Department of Anesthesiology, Washington University School of Medicine, St. Louis, MO, USA.
Anesthesiology. 2013 May;118(5):1113-22. doi: 10.1097/ALN.0b013e31828604ab.
Use of the bispectral index (BIS) monitor has been suggested to decrease excessive anesthetic drug administration, leading to improved recovery from general anesthesia.

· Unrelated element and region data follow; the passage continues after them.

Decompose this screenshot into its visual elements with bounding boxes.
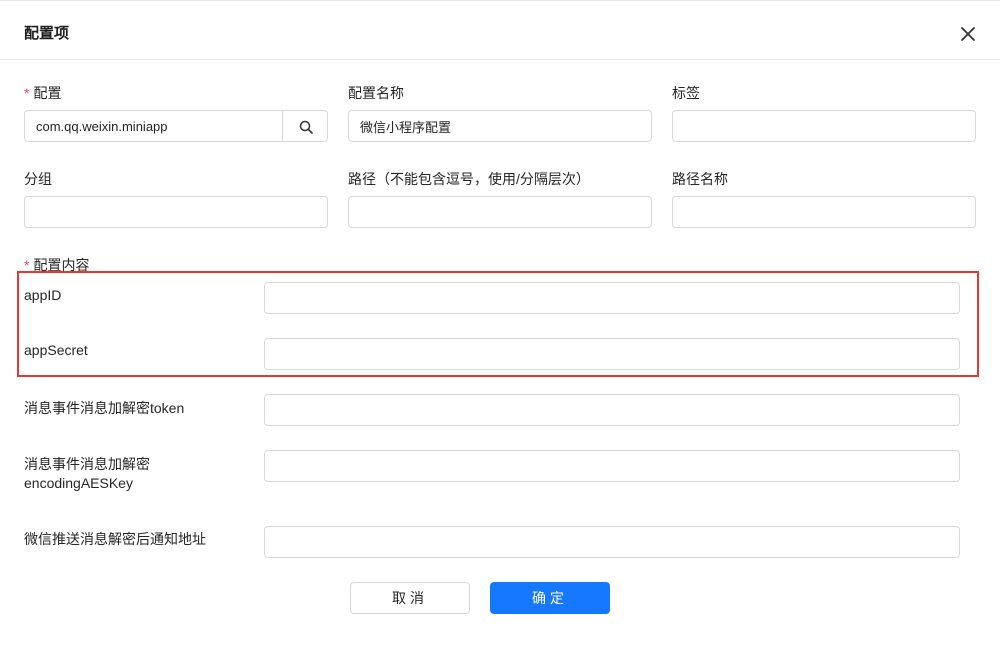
config-name-label: 配置名称 — [348, 85, 404, 101]
aes-key-label-line1: 消息事件消息加解密 — [24, 456, 150, 472]
config-name-input[interactable] — [348, 110, 652, 142]
tags-input[interactable] — [672, 110, 976, 142]
search-icon — [299, 120, 313, 134]
confirm-button[interactable]: 确定 — [490, 582, 610, 614]
close-button[interactable] — [956, 22, 980, 46]
group-input[interactable] — [24, 196, 328, 228]
path-input[interactable] — [348, 196, 652, 228]
tags-label: 标签 — [672, 85, 700, 101]
token-input[interactable] — [264, 394, 960, 426]
required-mark: * — [24, 257, 30, 273]
config-input[interactable] — [24, 110, 283, 142]
required-mark: * — [24, 85, 30, 101]
config-label: * 配置 — [24, 85, 62, 101]
notify-url-label: 微信推送消息解密后通知地址 — [24, 531, 206, 547]
app-id-label: appID — [24, 287, 62, 303]
config-search-button[interactable] — [282, 110, 328, 142]
path-name-label: 路径名称 — [672, 171, 728, 187]
path-name-input[interactable] — [672, 196, 976, 228]
app-secret-input[interactable] — [264, 338, 960, 370]
token-label: 消息事件消息加解密token — [24, 400, 185, 416]
dialog-header: 配置项 — [0, 4, 1000, 60]
dialog-title: 配置项 — [24, 25, 70, 42]
config-content-label: * 配置内容 — [24, 257, 90, 273]
cancel-button[interactable]: 取消 — [350, 582, 470, 614]
path-label: 路径（不能包含逗号，使用/分隔层次） — [348, 171, 590, 187]
notify-url-input[interactable] — [264, 526, 960, 558]
group-label: 分组 — [24, 171, 52, 187]
close-icon — [961, 27, 975, 41]
aes-key-input[interactable] — [264, 450, 960, 482]
app-secret-label: appSecret — [24, 342, 88, 358]
aes-key-label-line2: encodingAESKey — [24, 475, 133, 491]
app-id-input[interactable] — [264, 282, 960, 314]
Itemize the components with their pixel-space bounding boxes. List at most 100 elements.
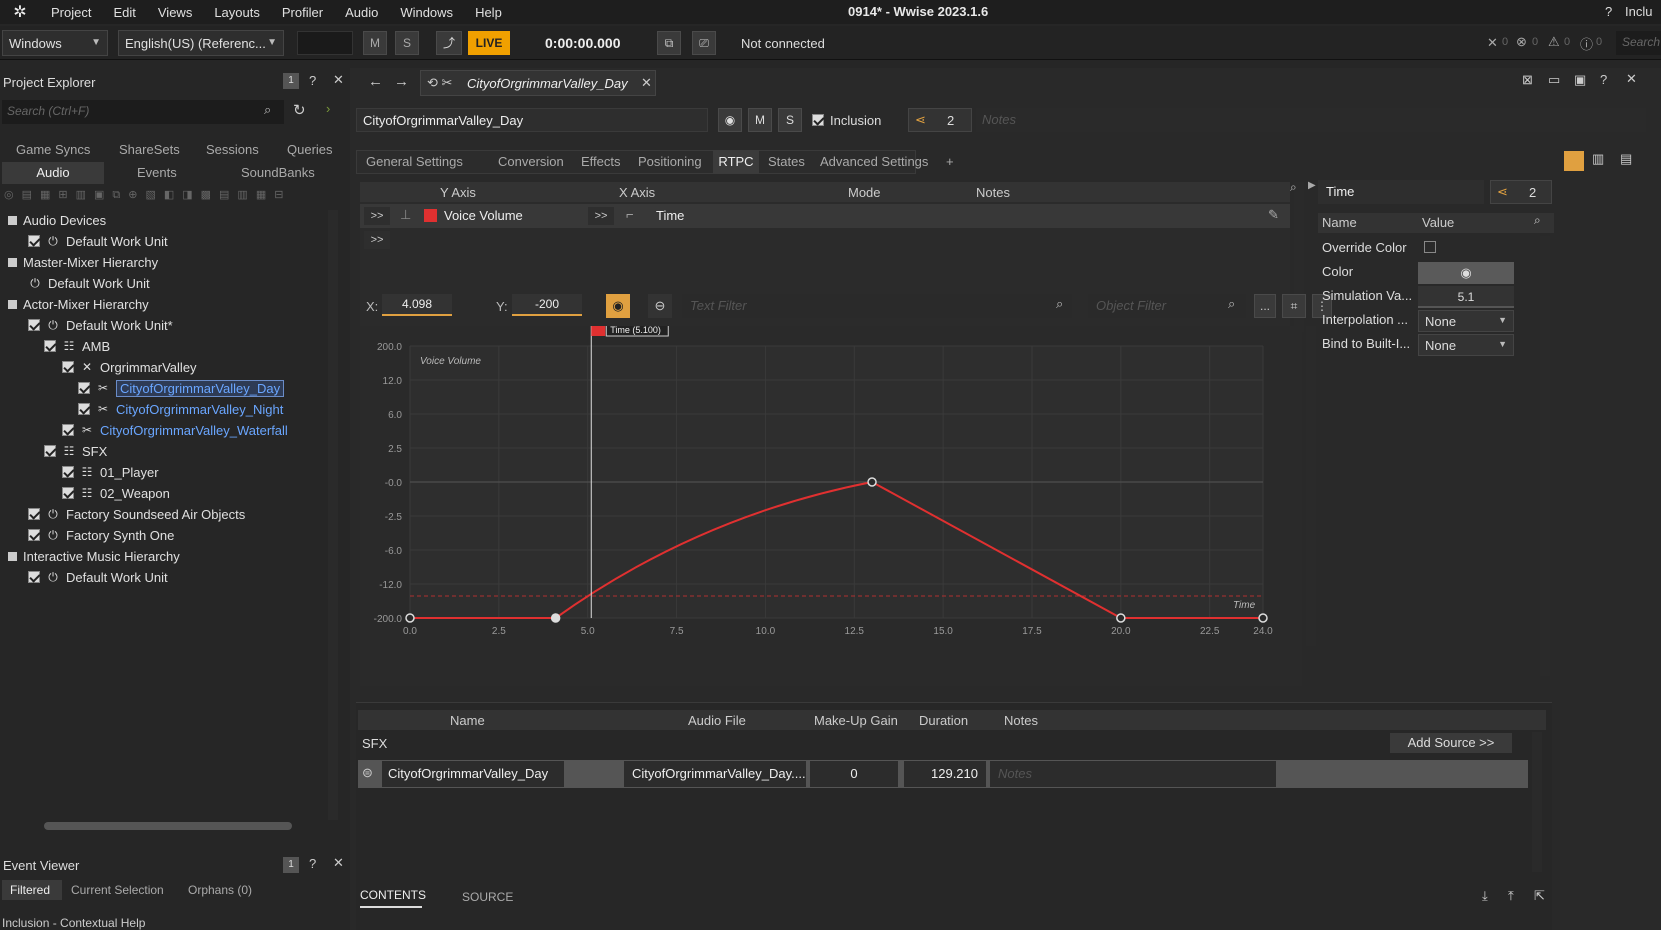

The purpose of this substudy of the B-Unaware and BAG-RECALL trials was to assess whether a BIS-based anesthetic protocol was superior to an end-tidal anesthetic concentration-based protocol in decreasing recovery time and postoperative complications.
Patients at high risk for awareness were randomized to either BIS-guided or end-tidal anesthetic concentration-guided general anesthesia in the original trials. Outcomes included time to postanesthesia care unit discharge readiness, time to achieve a postoperative Aldrete score of 9-10, intensive care unit length of stay, postoperative nausea and vomiting, and severe postoperative pain. Univariate Cox regression and chi-square tests were used for statistical analyses.
The BIS cohort was not superior in time to postanesthesia care unit discharge readiness (hazard ratio, 1.0; 95% CI, 1.0-1.1; n = 2,949), time to achieve an Aldrete score of 9-10 (hazard ratio, 1.2; 95% CI, 1.0-1.4; n = 706), intensive care unit length of stay (hazard ratio, 1.0; 95% CI, 0.9-1.1; n = 2,074), incidence of postoperative nausea and vomiting (absolute risk reduction, -0.5%; 95% CI, -5.8 to 4.8%; n = 789), or incidence of severe postoperative pain (absolute risk reduction, 4.4%; 95% CI, -2.3 to 11.1%; n = 759).
In patients at high risk for awareness, the BIS-guided protocol is not superior to an anesthetic concentration-guided protocol in time needed for postoperative recovery or in the incidences of common postoperative complications.
使用双频谱指数(BIS)监测仪被认为可以减少过量的麻醉药物使用,从而改善全身麻醉后的恢复。本研究是 B-Unaware 和 BAG-RECALL 试验的子研究,旨在评估基于 BIS 的麻醉方案是否优于基于呼气末麻醉浓度的方案,以减少恢复时间和术后并发症。
在原始试验中,高意识风险的患者被随机分为 BIS 指导或呼气末麻醉浓度指导的全身麻醉。结果包括麻醉后护理单元出院准备时间、达到术后 Aldrete 评分为 9-10 的时间、重症监护病房住院时间、术后恶心和呕吐以及严重术后疼痛。采用单变量 Cox 回归和卡方检验进行统计分析。
BIS 组在麻醉后护理单元出院准备时间(风险比,1.0;95%置信区间,1.0-1.1;n=2949)、达到 Aldrete 评分为 9-10 的时间(风险比,1.2;95%置信区间,1.0-1.4;n=706)、重症监护病房住院时间(风险比,1.0;95%置信区间,0.9-1.1;n=2074)、术后恶心和呕吐发生率(绝对风险降低,-0.5%;95%置信区间,-5.8 至 4.8%;n=789)或严重术后疼痛发生率(绝对风险降低,4.4%;95%置信区间,-2.3 至 11.1%;n=759)方面均无优势。
在高意识风险的患者中,BIS 指导的方案在术后恢复所需时间或常见术后并发症的发生率方面并不优于麻醉浓度指导的方案。